El jefe de Gobierno porteño, Jorge Macri, destacó que este cuerpo responde a la decisión política de erradicar piquetes y cortes en la ciudad, señalando que “en la Ciudad la regla es el orden y no vamos a tolerar el caos”. Durante la presentación del grupo, se realizó un simulacro de disturbios en el Instituto Superior de Seguridad Pública de la Ciudad (ISSP), en el cual se resaltó el rol de estas oficiales para intervenir en situaciones de protesta, particularmente en aquellas que involucran a madres con hijos.

La creación de este cuerpo surge tras recientes manifestaciones de sectores vulnerables, como jubilados y estudiantes, donde se identificó la participación de mujeres con niños. Según Macri, la medida busca garantizar la circulación y “la seguridad de los ciudadanos de bien”, mientras que el ministro de Seguridad, Waldo Wolff, afirmó que las oficiales están capacitadas para lidiar con mujeres, niños, adolescentes y personas mayores.

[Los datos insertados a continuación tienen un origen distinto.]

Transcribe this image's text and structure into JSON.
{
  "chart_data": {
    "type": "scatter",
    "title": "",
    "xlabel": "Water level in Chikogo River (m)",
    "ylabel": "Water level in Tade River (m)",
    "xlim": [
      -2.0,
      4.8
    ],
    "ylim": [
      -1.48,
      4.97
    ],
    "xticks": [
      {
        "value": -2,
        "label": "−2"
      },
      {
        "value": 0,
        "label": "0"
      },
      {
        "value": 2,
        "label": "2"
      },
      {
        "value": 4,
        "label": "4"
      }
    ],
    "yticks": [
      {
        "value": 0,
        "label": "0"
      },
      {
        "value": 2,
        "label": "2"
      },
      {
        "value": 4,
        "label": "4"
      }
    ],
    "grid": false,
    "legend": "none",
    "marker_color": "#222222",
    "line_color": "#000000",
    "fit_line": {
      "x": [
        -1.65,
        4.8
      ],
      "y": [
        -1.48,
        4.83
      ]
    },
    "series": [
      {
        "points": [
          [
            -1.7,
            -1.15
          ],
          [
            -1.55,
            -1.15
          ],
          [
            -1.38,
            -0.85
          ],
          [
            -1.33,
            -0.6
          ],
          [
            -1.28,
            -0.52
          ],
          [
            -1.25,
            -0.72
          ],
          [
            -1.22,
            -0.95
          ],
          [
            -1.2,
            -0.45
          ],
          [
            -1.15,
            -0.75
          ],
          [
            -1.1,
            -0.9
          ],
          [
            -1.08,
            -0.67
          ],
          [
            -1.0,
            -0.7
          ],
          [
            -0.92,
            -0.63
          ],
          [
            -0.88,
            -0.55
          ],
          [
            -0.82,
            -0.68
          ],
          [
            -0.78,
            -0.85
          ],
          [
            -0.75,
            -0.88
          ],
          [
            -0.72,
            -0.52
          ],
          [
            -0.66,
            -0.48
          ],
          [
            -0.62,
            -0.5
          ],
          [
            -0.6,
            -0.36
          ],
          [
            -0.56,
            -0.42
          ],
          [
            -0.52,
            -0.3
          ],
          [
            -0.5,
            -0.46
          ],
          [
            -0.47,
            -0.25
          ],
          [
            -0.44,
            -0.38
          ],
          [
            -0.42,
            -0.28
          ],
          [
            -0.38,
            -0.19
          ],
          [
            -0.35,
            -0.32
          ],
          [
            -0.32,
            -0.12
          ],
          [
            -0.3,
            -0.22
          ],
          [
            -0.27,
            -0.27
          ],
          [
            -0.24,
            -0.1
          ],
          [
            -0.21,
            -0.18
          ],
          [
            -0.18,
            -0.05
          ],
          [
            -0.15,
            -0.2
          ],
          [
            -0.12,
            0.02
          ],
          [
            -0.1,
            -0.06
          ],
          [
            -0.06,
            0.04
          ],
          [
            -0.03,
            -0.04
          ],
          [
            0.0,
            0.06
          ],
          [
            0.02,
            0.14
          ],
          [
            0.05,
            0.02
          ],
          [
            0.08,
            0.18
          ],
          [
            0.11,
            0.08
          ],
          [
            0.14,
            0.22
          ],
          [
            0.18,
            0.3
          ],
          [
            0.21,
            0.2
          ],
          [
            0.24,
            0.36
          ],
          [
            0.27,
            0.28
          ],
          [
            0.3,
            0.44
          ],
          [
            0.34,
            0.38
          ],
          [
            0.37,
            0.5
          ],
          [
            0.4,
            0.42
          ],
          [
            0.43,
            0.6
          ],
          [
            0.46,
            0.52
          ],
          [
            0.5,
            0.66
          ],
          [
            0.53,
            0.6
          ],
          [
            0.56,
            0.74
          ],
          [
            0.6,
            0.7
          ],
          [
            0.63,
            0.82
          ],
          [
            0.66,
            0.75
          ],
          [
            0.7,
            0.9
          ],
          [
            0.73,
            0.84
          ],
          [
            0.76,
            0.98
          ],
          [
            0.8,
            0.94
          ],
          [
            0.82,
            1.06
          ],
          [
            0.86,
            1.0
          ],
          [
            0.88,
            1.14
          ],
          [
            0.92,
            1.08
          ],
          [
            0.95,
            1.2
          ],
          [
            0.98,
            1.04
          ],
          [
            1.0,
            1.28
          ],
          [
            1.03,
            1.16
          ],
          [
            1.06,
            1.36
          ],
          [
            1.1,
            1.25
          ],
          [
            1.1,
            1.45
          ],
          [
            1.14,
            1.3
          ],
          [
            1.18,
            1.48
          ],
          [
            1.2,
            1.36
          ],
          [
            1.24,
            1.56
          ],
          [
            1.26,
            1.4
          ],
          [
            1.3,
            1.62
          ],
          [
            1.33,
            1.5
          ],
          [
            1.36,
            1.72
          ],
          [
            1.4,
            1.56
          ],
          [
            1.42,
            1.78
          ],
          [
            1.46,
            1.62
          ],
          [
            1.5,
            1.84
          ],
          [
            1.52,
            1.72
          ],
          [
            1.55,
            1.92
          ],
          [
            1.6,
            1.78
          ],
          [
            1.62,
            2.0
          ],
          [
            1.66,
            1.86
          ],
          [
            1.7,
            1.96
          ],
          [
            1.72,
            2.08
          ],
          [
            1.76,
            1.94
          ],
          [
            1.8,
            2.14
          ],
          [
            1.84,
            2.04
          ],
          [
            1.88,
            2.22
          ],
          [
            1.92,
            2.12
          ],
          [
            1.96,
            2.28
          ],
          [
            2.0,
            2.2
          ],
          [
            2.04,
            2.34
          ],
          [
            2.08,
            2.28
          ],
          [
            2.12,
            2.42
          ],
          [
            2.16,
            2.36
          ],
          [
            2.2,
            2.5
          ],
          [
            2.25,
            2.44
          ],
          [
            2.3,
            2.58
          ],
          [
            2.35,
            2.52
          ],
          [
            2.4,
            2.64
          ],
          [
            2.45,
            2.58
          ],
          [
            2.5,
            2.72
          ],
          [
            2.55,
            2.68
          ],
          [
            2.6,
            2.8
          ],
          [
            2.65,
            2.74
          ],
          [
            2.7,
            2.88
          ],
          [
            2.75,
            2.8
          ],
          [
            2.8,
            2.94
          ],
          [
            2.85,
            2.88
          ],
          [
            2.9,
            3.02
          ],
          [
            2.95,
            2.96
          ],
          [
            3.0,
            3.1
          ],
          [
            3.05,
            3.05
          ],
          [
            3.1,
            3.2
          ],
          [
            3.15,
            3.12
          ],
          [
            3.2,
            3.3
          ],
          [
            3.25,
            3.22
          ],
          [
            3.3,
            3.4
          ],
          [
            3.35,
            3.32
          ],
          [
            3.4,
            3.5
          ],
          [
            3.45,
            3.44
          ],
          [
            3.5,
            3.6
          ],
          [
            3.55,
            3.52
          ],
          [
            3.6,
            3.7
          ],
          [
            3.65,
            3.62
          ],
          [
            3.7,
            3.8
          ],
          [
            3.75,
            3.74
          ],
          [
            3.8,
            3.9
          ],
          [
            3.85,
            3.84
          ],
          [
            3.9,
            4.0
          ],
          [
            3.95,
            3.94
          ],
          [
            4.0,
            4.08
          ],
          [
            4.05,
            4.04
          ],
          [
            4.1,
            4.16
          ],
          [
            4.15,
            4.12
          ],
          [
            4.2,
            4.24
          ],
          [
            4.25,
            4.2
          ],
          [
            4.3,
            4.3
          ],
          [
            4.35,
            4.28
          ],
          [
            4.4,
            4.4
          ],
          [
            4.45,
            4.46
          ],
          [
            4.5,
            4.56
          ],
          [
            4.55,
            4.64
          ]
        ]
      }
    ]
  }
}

Sin embargo, esta política ha sido cuestionada por diversos sectores sociales, que denuncian un enfoque represivo hacia las poblaciones más vulnerables. Al centrarse en mujeres con hijos y otros grupos en situación de desventaja (como las personas en situación de calle que son permanentemente desalojadas y donde el gobierno porteño las compara con basura), se criminaliza la protesta social y se refuerza una lógica de control que invisibiliza las demandas legítimas detrás de estas movilizaciones en un contexto de crecente desigualdad.

El denominador común de estas iniciativas es claro: una política estatal que prioriza el “orden” a cualquier costo, deslegitimando el derecho a manifestarse y colocando a los sectores más vulnerables en el centro de la represión. Esta medida se suma a una tendencia preocupante a nivel nacional, donde se han creado grupos especializados en reprimir reclamos sociales en contextos como el yacimiento de Vaca Muerta, reforzando una visión criminalizadora de la protesta en todo el país.